Now that I’m aware of these self inflicted wounds, I’m changing my own narrative. I’m beginning to believe that I am more than enough. I’m working towards security. I am who I am, and that may not be enough for everyone I encounter, and that’s okay, but the goal is to be enough for me. Reconstructing your thinking can be hard, I mean you’re basically changing who you’ve been for years. But just because you think it, doesn’t mean it’s truth. You’ve MADE what you think your reality. The same power we have to tear ourselves down and convince ourselves we’re not as good enough, is the same power we have to convince ourselves otherwise. I know now that I’ve used my power to be what I want the wrong way. I’ve used it negatively. I’ve used my mind to manifest insecurity. Now I know that my mind is the one in control, I think it, and I act accordingly. So it all starts there, my thoughts.

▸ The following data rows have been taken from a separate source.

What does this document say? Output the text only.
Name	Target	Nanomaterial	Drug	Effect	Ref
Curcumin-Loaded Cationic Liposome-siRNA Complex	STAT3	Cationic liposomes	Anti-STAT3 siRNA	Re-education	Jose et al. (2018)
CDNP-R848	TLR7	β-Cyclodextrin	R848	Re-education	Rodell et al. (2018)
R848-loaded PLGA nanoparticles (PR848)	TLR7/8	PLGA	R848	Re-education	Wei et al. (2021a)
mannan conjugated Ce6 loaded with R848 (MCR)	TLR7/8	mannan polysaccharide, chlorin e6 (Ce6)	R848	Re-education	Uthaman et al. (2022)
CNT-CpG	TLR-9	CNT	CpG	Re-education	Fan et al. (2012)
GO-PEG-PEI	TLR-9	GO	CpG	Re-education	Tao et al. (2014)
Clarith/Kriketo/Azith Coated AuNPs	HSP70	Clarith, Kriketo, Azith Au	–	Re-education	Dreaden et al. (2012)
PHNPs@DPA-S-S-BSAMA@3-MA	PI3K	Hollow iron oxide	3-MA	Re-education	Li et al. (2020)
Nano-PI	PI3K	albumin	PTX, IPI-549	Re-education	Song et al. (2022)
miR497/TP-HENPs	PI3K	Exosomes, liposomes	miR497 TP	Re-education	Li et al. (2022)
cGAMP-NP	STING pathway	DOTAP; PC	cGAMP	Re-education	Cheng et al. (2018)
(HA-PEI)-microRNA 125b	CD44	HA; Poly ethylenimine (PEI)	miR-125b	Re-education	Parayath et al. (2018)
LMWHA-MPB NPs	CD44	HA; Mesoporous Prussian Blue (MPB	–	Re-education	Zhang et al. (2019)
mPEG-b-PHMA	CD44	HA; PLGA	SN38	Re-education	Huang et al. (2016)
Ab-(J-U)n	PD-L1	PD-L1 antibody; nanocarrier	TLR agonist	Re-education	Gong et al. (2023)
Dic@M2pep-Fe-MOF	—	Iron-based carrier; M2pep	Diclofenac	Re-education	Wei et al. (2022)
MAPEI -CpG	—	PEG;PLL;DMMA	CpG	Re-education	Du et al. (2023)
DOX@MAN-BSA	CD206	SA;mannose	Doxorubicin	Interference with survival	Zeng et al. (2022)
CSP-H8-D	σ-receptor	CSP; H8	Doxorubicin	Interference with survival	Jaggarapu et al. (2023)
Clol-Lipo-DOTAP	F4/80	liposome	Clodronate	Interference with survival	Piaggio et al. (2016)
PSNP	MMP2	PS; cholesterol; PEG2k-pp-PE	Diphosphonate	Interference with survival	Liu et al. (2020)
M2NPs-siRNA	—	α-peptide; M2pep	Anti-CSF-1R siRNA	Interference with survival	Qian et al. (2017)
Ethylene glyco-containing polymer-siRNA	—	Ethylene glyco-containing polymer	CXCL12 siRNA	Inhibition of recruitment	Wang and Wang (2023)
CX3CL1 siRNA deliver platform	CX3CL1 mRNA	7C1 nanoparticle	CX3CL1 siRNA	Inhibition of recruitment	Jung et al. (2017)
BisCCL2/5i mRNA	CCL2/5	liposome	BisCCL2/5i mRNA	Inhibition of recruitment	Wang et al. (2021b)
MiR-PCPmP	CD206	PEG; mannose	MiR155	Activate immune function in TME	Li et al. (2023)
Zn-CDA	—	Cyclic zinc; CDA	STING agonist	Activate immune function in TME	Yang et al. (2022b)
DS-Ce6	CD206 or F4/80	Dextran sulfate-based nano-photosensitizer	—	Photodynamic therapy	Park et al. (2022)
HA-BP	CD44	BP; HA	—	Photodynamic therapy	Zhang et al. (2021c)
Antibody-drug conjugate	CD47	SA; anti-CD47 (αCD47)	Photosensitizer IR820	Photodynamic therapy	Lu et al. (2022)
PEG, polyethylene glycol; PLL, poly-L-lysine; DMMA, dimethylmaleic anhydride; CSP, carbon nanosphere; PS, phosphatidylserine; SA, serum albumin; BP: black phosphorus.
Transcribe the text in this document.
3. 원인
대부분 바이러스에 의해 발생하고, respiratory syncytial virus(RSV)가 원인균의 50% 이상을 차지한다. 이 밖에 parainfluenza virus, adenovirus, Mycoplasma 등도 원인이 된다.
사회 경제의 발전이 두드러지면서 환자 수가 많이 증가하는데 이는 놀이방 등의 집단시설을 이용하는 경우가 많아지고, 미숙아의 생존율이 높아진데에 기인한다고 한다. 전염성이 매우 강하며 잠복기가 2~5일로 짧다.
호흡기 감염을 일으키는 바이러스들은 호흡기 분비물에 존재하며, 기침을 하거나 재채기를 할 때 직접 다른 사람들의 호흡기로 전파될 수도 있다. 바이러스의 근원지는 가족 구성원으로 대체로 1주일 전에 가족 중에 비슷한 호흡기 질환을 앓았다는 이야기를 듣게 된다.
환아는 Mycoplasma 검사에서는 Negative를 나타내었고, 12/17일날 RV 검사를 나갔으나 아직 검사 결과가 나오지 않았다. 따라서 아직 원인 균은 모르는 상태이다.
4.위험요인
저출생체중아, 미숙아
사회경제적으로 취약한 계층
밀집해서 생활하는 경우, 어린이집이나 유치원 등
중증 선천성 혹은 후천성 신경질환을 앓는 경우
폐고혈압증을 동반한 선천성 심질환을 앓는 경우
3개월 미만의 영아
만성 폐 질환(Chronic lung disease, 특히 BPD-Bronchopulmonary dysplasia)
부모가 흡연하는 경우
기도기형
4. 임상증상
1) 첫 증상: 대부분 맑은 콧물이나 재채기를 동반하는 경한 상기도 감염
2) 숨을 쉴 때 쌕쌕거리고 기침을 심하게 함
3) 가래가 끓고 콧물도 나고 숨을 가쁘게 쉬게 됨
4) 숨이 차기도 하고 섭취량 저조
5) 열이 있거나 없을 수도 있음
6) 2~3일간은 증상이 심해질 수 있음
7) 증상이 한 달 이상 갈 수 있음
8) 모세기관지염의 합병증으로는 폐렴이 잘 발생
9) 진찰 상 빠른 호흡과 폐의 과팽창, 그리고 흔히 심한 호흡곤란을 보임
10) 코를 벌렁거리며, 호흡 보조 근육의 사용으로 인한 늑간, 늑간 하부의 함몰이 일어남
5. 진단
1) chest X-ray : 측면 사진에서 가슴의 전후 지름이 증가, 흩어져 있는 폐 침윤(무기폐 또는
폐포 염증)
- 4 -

I want you to start paying attention to what you think about yourself. Journal Prompt: What do you think about you? Take an entire day to listen to your thoughts, write down specific negative thoughts, and then journal about your observation. Replace your negative with positive thoughts. Use your negative ideas about yourself to make a list of affirmations. I struggle with insecurity, so I speak confidence. I speak being deserving and being powerful. Have you noticed that when you say to yourself, I’m going to have a good day, you actually do? Have you also noticed that when you say, today’s not going to be good, it actually is a sucky day? It’s because what we tell ourselves is how we’re going to perceive everything. When you have negative thoughts, you’re going to have negative perceptions, which will only confirm what you thought in the first place. In psychology they call this confirmation bias. This is real. We have to be mindful of how we think ladies. Check yaself before you wreck yaself. Take time for you sis! You’ll appreciate it.